Telphusa prasinoleuca

Scientific classification
- Domain: Eukaryota
- Kingdom: Animalia
- Phylum: Arthropoda
- Class: Insecta
- Order: Lepidoptera
- Family: Gelechiidae
- Genus: Telphusa
- Species: T. prasinoleuca
- Binomial name: Telphusa prasinoleuca (Meyrick, 1921)
- Synonyms: Gelechia prasinoleuca Meyrick, 1921;

= Telphusa prasinoleuca =

- Authority: (Meyrick, 1921)
- Synonyms: Gelechia prasinoleuca Meyrick, 1921

Species of moth

Telphusa prasinoleuca is a moth of the family Gelechiidae. It is found in Indonesia (Java).

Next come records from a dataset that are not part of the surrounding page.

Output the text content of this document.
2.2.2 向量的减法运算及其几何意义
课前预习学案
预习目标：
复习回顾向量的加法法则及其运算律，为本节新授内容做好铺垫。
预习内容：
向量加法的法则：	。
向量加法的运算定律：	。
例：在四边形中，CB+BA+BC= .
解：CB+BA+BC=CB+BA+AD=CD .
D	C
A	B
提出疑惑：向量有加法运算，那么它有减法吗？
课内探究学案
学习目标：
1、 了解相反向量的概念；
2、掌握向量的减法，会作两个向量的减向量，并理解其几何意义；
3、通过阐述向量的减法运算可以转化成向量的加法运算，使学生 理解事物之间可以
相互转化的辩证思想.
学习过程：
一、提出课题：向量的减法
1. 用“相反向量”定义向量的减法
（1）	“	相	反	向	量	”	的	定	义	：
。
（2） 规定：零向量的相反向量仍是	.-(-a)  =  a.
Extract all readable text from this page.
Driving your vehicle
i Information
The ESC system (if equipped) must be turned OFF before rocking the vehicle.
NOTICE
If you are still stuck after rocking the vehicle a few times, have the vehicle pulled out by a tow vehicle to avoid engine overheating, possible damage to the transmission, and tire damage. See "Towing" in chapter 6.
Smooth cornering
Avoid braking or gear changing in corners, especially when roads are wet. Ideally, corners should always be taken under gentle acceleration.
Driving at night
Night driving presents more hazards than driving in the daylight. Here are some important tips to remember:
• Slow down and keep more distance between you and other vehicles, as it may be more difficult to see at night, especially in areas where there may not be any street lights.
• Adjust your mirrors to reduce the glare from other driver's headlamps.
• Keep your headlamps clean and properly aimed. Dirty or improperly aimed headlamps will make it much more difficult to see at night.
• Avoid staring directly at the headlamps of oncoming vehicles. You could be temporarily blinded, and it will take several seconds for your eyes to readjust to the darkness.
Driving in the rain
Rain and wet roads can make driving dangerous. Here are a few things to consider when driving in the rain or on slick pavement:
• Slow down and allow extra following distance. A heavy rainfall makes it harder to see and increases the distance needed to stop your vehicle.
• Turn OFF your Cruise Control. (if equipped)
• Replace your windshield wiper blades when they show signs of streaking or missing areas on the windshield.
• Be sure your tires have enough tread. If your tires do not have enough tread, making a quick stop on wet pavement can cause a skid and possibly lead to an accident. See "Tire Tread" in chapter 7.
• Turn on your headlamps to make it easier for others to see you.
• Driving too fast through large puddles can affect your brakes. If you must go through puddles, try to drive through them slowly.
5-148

The wingspan is about 13 mm. The forewings are white, somewhat speckled with grey towards the margins, the disc suffused with light green. There are two black marks on the basal portion of the costa and one on the base of the dorsum, as well as a black dot in the disc at one-fourth and an oblique black fasciate streak from one-third of the costa to the fold, with a subdorsal tuft of raised scales beneath this. There is also a small black spot on the middle of the costa and an inwards-oblique black blotch on the costa at two-thirds, reaching half across the wing. The hindwings are whitish, the posterior half suffused with light grey.